The combination of responsiveness and refinement soon makes you forget it is actually a diesel power unit up front. Acceleration 0-62mph is quoted at a creditable 8.8 seconds.
Unfortunately other aspects of the dynamics are not so impressive. Although it turns in well to corners, I felt the steering was a bit difficult to judge and I found myself having to make too many adjustments.
Surprisingly for a Honda, many of which have been quite firmly suspended, the Accord also feels as though comfort has ruled over dynamic ability. The suspension set-up seems a bit soft with the car appearing to float a little on the suspension. Together with the steering, the overall impression reminded me of cars set up for the US market, where corners are more of a rarity than on our little island.

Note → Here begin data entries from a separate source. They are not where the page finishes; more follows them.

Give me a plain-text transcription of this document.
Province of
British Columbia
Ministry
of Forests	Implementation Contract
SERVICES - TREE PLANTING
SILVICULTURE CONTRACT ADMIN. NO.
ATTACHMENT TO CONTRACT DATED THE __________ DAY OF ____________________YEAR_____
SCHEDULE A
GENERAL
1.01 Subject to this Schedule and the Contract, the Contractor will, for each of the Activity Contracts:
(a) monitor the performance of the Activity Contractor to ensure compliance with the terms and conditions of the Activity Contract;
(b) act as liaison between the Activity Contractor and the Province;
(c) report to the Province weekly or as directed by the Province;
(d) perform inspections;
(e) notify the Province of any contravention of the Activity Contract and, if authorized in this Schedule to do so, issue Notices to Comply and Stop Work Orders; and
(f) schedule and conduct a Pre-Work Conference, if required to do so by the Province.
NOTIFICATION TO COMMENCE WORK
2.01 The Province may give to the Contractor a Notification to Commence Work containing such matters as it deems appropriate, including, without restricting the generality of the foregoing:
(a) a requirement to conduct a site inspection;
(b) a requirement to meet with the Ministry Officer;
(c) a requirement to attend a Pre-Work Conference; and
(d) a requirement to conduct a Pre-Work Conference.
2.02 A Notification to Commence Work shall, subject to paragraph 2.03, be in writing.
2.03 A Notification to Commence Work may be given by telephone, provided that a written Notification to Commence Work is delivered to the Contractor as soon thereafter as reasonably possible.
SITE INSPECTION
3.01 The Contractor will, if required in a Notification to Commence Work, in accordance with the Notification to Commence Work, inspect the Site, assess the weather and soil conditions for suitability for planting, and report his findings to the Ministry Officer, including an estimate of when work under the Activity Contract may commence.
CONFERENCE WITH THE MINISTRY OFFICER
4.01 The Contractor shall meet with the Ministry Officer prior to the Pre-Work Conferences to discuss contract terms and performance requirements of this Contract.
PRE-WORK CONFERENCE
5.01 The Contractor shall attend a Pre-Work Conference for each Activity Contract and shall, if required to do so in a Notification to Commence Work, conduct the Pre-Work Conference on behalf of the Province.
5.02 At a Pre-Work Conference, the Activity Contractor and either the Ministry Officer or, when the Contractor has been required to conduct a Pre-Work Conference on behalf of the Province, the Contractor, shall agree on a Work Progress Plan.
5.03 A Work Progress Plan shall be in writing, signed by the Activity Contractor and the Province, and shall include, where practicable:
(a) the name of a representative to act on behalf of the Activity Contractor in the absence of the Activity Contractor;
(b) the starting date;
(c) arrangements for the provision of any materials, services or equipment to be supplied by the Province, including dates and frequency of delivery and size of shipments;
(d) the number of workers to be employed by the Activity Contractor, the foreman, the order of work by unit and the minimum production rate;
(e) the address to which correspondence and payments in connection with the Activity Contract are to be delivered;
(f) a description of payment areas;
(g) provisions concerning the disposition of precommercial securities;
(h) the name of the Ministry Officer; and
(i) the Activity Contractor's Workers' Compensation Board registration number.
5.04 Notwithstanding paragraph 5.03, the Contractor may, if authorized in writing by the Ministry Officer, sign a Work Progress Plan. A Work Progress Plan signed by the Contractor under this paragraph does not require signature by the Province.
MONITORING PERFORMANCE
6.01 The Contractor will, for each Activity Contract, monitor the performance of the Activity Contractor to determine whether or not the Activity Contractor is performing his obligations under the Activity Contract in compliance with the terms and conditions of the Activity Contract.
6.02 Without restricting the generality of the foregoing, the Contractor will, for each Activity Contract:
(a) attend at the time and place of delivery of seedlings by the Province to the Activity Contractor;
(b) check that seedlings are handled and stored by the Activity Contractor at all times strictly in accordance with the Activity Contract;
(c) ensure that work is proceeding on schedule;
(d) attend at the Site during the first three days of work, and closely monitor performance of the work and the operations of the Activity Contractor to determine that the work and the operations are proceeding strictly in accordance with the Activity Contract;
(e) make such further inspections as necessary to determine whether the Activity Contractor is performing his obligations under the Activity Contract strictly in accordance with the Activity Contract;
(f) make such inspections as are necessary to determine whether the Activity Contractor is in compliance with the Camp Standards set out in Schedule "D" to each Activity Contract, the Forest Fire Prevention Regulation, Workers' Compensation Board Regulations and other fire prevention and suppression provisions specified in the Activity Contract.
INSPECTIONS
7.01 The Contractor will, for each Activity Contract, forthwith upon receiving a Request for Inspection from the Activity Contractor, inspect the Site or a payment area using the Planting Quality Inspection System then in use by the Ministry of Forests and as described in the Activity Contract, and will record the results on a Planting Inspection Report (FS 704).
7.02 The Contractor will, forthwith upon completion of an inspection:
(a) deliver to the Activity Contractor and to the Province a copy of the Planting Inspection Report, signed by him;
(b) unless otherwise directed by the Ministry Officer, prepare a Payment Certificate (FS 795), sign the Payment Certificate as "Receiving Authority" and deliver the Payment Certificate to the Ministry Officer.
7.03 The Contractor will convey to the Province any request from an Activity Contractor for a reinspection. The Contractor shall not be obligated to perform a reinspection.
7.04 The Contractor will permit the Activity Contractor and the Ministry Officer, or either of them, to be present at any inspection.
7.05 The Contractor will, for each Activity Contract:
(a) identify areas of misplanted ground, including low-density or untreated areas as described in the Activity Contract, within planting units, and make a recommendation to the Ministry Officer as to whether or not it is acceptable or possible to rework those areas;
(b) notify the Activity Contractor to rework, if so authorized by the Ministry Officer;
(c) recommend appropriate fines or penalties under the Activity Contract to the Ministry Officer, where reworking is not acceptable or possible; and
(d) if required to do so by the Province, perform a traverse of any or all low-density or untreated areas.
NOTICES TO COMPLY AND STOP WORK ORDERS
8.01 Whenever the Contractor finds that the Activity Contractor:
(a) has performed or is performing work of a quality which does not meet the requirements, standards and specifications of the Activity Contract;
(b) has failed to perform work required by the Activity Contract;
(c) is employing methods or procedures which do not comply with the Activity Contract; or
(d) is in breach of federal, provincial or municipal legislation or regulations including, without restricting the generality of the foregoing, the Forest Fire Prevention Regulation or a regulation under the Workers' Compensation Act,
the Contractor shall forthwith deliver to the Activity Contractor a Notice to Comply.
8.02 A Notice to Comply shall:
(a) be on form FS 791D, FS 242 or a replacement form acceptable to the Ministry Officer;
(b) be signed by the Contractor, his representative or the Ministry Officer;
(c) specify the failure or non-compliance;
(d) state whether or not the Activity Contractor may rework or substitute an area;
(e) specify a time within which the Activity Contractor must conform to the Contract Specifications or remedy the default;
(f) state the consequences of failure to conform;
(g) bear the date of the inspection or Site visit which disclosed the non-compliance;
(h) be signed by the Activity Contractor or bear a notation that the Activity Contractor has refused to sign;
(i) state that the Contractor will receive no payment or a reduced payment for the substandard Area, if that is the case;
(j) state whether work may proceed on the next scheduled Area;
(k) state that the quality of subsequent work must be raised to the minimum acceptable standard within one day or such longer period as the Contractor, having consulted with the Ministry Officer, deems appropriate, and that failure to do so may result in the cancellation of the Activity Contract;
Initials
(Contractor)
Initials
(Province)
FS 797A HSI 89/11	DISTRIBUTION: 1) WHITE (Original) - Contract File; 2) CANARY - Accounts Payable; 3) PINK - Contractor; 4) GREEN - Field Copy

The USA is obviously the big market for the Honda Accord. But our Transatlantic cousins have never caught the European love of diesel-engined cars. So the main difference between the US cars and this Type S will be the bigger, heavier diesel engine. Maybe it just doesn't suit the suspension set-up so well?
Combined fuel economy at 50.4 mpg, is good for a relatively big saloon, with 147 g/km of carbon dioxide putting the Honda Accord into Band F for UK car tax.
Last year's revisions cannot conceal that the Honda Accord is showing its age. My five days with it felt a little bit like a 1990s time warp.
But, if the 1990s bring back good memories and your choice of car is more armchair than bucket seat, the Honda Accord Type S could be your cup of tea. It also offers ample accommodation for four, maybe five passengers and a boot that will swallow a small mountain of luggage.
It also feels like the sort of car that would eat up motorways (or freeways) with ease and, with Honda's reputation for reliability, it will probably not miss a beat.
Being the top of the range model it comes well-equipped. For example, the test car came with adaptive cruise control, which not seem so good as some at distinguishing cars that are genuinely in its path, or are straight ahead just because of a bend in the road.
The price of the top-of-the-range Honda Accord Type S is £29,405.